Ce livre constitue donc une contribution importante, non seulement pour les études littéraires indiennes (en mettant l’accent sur un corpus exigeant, innovant et diversifié), mais aussi pour la compréhension en France d’un champ disciplinaire flexible et ouvert.
Aller plus loin
On trouvera ci-dessous la présentation de quelques-unes des grandes figures de la littérature indienne du XXe siècle.
– Jibanananda Das. Au Bengale indien comme au Bangladesh, la figure de Jibanananda Das (1899-1954) s’impose incontestablement comme celle du poète de la modernité littéraire bengalie. Jibanananda Das publie ses premières œuvres dans les années 1920 : jusqu’à sa mort accidentelle, son œuvre se compose de plus de 260 poèmes qui paraissent dans de nombreuses revues et magazines, réunis en 7 recueils publiés de son vivant. Nombreux sont déroutés par la longueur des phrases, par les entrechocs de mots qui appartiennent à des champs sémantiques incompatibles, par des changements imprévisibles de registre de langue, enfin par le pessimisme et l’hermétisme apparent de son écriture. Mais ici prend sans doute racine la modernité de Jibanananda Das, dont la poésie tente de révéler les liens inextricables grâce auxquels le langage se saisit d’un réel qui ne cesse de se dérober. Son coup de force réside dans la forme : un flux paisible, souvent serein, qui rend l’instabilité évidente, consubstantielle à l’expérience et au savoir des sens.

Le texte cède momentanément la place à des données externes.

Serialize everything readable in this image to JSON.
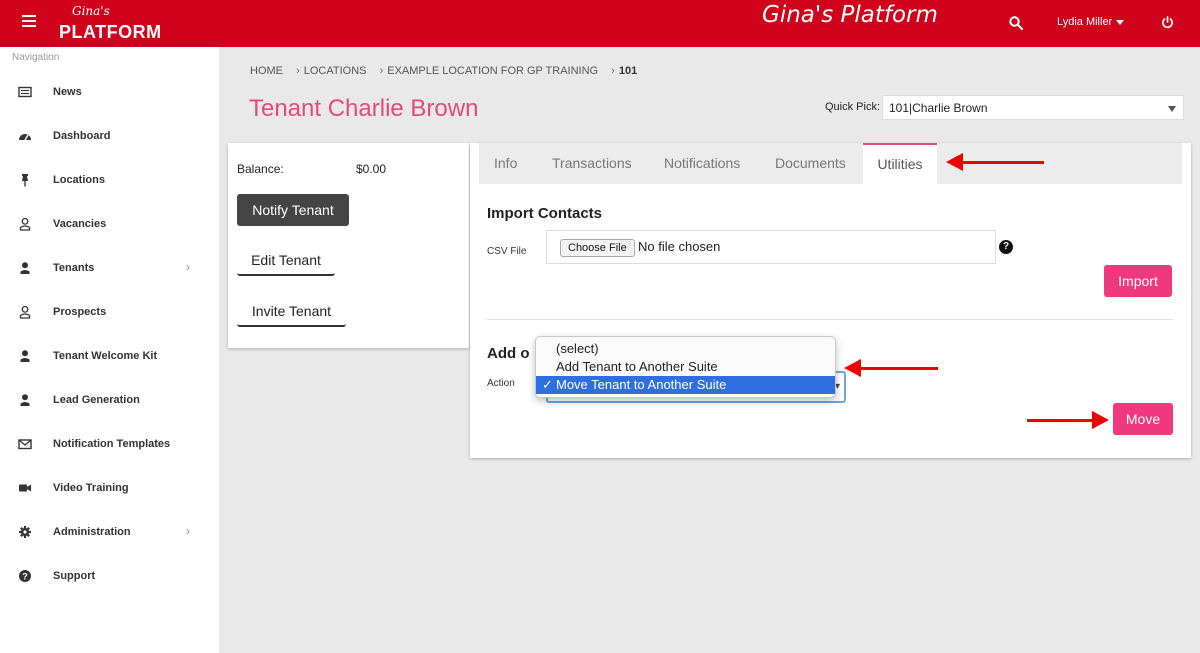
{
  "app": {
    "logo_script": "Gina's",
    "logo_main": "PLATFORM",
    "platform_title": "Gina's Platform",
    "user_name": "Lydia Miller",
    "accent_color": "#d0021b",
    "pink_color": "#f0387c"
  },
  "sidebar": {
    "nav_label": "Navigation",
    "items": [
      {
        "label": "News",
        "icon": "newspaper-icon"
      },
      {
        "label": "Dashboard",
        "icon": "dashboard-icon"
      },
      {
        "label": "Locations",
        "icon": "pushpin-icon"
      },
      {
        "label": "Vacancies",
        "icon": "user-outline-icon"
      },
      {
        "label": "Tenants",
        "icon": "user-icon",
        "has_children": true
      },
      {
        "label": "Prospects",
        "icon": "user-outline-icon"
      },
      {
        "label": "Tenant Welcome Kit",
        "icon": "user-icon"
      },
      {
        "label": "Lead Generation",
        "icon": "user-icon"
      },
      {
        "label": "Notification Templates",
        "icon": "envelope-icon"
      },
      {
        "label": "Video Training",
        "icon": "video-camera-icon"
      },
      {
        "label": "Administration",
        "icon": "gear-icon",
        "has_children": true
      },
      {
        "label": "Support",
        "icon": "question-circle-icon"
      }
    ]
  },
  "breadcrumb": {
    "home": "HOME",
    "locations": "LOCATIONS",
    "location": "EXAMPLE LOCATION FOR GP TRAINING",
    "current": "101"
  },
  "page": {
    "title": "Tenant Charlie Brown",
    "quick_pick_label": "Quick Pick:",
    "quick_pick_value": "101|Charlie Brown"
  },
  "tenant_card": {
    "balance_label": "Balance:",
    "balance_value": "$0.00",
    "notify_button": "Notify Tenant",
    "edit_button": "Edit Tenant",
    "invite_button": "Invite Tenant"
  },
  "tabs": [
    {
      "label": "Info"
    },
    {
      "label": "Transactions"
    },
    {
      "label": "Notifications"
    },
    {
      "label": "Documents"
    },
    {
      "label": "Utilities",
      "active": true
    }
  ],
  "import_contacts": {
    "title": "Import Contacts",
    "csv_label": "CSV File",
    "choose_file": "Choose File",
    "no_file": "No file chosen",
    "import_button": "Import"
  },
  "add_or_move": {
    "title_visible": "Add o",
    "action_label": "Action",
    "options": [
      "(select)",
      "Add Tenant to Another Suite",
      "Move Tenant to Another Suite"
    ],
    "selected": "Move Tenant to Another Suite",
    "check_mark": "✓",
    "move_button": "Move"
  }
}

– Nirmal Verma. Nirmal Verma (1929-2005) est sans nul doute l’écrivain hindi le plus acclamé de l’Inde indépendante. Son œuvre de fiction, composée dans une prose poétique d’une musicalité et d’une symbolique saisissantes, valorise un ressenti du monde par le biais de personnages souvent marginaux. Véritables méditations narratives, ses romans et ses nouvelles se tissent de fait d’une trame métaphysique, dont son dernier roman au titre explicite, « La dernière forêt » (Antim aranya, 2000), en représente l’expression la plus accomplie. De même, ses « travelogues » mêlent récits de voyage et réflexion philosophique dans cette écriture qui s’entête à déchiffrer l’imperceptible. Auteur de plusieurs essais sur l’art et l’histoire, il fut récompensé avec Bharat aur Yurop (« L’Inde et l’Europe », 1991) du Gyanpith Award en 2000. Deux romans (Un bonheur en lambeaux, 2001 ; Le Toit de tôle rouge, 2004) sont traduits en français.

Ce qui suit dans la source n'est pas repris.